In the case of a single-page application, the URL routing should function like this:
-
If the requested URL matches a static asset file (html, js, css, etc.), then that file should be served.
-
In any other case the
index.html
should be served.
When the second point does not apply, the application (by default) can only be accessed at its entry point (index.html
). And not with URLs pointing directly to any subroutes.
There is a workaround, since In Ember.js it is possible to set an option to use hash based subroute URLs. But this has its limiting drawbacks, and I'd like to entirely avoid.
The solution I currently have however is working only by switching on said workaround. I'm using maven and the maven-assembly-plugin
to achieve this.
pom.xml
<project xmlns="http://maven.apache.org/POM/4.0.0" xmlns:xsi="http://www.w3.org/2001/XMLSchema-instance"
xsi:schemaLocation="http://maven.apache.org/POM/4.0.0 http://maven.apache.org/maven-v4_0_0.xsd">
<modelVersion>4.0.0</modelVersion>
<groupId>com.mycompany.app</groupId>
<artifactId>my-app</artifactId>
<packaging>jar</packaging>
<version>1.0-SNAPSHOT</version>
<name>My App</name>
<build>
<finalName>finalName</finalName>
<plugins>
<plugin>
<!-- assemble static content -->
<artifactId>maven-assembly-plugin</artifactId>
<configuration>
<descriptors>
<descriptor>static.xml</descriptor>
</descriptors>
</configuration>
<executions>
<execution>
<id>make-assembly</id>
<phase>package</phase>
<goals>
<goal>single</goal>
</goals>
</execution>
</executions>
</plugin>
</plugins>
</build>
</project>
static.xml
(dist
is the directory where ember-cli puts the compiled assets, that I need to include.)
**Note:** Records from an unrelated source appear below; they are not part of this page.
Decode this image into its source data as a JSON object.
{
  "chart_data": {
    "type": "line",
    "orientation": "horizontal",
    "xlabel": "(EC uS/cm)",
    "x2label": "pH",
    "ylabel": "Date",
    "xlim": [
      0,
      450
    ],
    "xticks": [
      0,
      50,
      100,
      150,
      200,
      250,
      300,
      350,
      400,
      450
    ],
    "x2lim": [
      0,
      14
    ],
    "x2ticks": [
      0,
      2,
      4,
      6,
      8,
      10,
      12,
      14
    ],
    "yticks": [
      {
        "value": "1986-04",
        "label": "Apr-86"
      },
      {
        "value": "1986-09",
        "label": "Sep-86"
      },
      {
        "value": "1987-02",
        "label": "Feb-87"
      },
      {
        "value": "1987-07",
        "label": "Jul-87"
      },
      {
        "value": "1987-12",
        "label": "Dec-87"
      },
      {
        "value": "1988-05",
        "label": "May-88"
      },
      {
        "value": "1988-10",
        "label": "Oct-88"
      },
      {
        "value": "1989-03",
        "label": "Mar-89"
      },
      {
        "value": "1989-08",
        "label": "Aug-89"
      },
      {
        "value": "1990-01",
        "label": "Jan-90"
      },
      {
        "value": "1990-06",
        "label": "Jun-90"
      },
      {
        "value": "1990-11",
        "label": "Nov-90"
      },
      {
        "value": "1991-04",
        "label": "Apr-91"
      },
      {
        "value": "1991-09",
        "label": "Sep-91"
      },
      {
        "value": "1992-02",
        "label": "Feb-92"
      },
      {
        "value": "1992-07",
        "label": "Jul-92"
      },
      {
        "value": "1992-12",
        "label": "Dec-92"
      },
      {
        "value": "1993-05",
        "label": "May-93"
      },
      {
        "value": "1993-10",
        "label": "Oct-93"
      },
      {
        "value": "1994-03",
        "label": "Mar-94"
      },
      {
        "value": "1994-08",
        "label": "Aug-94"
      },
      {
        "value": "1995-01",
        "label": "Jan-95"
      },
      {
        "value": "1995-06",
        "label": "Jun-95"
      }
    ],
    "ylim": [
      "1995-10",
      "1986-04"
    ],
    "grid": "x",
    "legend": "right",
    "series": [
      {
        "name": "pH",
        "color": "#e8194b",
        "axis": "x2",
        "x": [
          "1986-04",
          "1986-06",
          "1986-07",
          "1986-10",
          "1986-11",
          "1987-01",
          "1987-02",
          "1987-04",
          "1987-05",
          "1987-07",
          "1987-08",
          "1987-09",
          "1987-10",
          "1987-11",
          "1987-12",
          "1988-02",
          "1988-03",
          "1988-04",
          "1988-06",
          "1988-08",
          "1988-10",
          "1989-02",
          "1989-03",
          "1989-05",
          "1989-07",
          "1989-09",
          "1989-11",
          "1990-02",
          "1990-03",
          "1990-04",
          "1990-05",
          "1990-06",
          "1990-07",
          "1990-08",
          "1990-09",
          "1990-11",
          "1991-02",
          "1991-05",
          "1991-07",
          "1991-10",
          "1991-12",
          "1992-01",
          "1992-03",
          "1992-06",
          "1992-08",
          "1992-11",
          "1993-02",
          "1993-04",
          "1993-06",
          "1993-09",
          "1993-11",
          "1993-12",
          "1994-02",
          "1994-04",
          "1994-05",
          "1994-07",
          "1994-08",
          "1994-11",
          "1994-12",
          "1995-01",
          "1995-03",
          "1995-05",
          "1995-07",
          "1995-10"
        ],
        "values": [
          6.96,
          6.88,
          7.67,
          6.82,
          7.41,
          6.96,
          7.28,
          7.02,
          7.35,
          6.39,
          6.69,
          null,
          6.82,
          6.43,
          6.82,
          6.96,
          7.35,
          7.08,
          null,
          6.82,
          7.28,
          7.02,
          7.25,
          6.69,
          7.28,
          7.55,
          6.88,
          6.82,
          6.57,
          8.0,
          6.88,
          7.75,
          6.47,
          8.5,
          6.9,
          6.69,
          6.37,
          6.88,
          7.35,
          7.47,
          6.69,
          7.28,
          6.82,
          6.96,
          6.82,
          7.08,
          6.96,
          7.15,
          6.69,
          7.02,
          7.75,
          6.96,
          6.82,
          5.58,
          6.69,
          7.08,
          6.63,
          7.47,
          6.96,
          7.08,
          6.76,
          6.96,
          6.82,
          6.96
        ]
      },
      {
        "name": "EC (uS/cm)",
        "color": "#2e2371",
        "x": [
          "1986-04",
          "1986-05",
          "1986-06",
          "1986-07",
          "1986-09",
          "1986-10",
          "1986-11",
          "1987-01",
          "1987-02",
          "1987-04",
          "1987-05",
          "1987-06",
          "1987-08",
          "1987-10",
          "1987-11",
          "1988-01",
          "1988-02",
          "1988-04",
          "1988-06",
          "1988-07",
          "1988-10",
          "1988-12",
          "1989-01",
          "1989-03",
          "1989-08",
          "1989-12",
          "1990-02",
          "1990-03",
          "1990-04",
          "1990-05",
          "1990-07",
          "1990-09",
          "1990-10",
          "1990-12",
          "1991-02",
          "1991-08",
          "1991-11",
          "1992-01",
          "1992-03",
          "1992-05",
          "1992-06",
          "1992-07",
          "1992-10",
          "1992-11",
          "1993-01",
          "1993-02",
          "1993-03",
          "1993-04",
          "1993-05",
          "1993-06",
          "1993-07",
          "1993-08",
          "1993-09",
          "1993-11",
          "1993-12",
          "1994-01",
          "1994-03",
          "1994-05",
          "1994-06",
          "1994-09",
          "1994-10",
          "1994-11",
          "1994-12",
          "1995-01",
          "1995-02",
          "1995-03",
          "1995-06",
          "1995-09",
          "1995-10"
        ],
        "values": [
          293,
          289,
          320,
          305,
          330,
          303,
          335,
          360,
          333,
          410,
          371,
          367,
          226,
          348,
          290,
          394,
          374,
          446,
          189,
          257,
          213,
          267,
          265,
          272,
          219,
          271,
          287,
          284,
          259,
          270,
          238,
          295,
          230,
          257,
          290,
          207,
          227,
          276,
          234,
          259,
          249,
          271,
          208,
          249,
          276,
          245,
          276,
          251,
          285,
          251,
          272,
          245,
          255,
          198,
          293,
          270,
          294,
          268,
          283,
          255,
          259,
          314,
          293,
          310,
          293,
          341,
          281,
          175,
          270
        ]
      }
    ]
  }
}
<?xml version="1.0" encoding="UTF-8"?>
<assembly>
<id>static</id>
<formats>
<format>war</format>
</formats>
<includeBaseDirectory>false</includeBaseDirectory>
<fileSets>
<fileSet>
<directory>dist</directory>
<includes>
<include>**</include>
</includes>
<excludes>
<exclude>WEB-INF/*</exclude>
</excludes>
<outputDirectory>/</outputDirectory>
</fileSet>
<fileSet>
<directory>WEB-INF</directory>
<includes>
<include>**</include>
</includes>
<outputDirectory>/WEB-INF</outputDirectory>
</fileSet>
</fileSets>
</assembly>
I also have a web.xml inside the WEB-INF folder, but this is essentially empty.
<web-app xmlns="http://xmlns.jcp.org/xml/ns/javaee"
xmlns:xsi="http://www.w3.org/2001/XMLSchema-instance"
xsi:schemaLocation="http://xmlns.jcp.org/xml/ns/javaee
http://xmlns.jcp.org/xml/ns/javaee/web-app_3_1.xsd" version="3.1">
</web-app>
So to summarize the question: Is it possible to have said routing logic without writing any Java code, that is without any "gluing" or "middleman" server side module?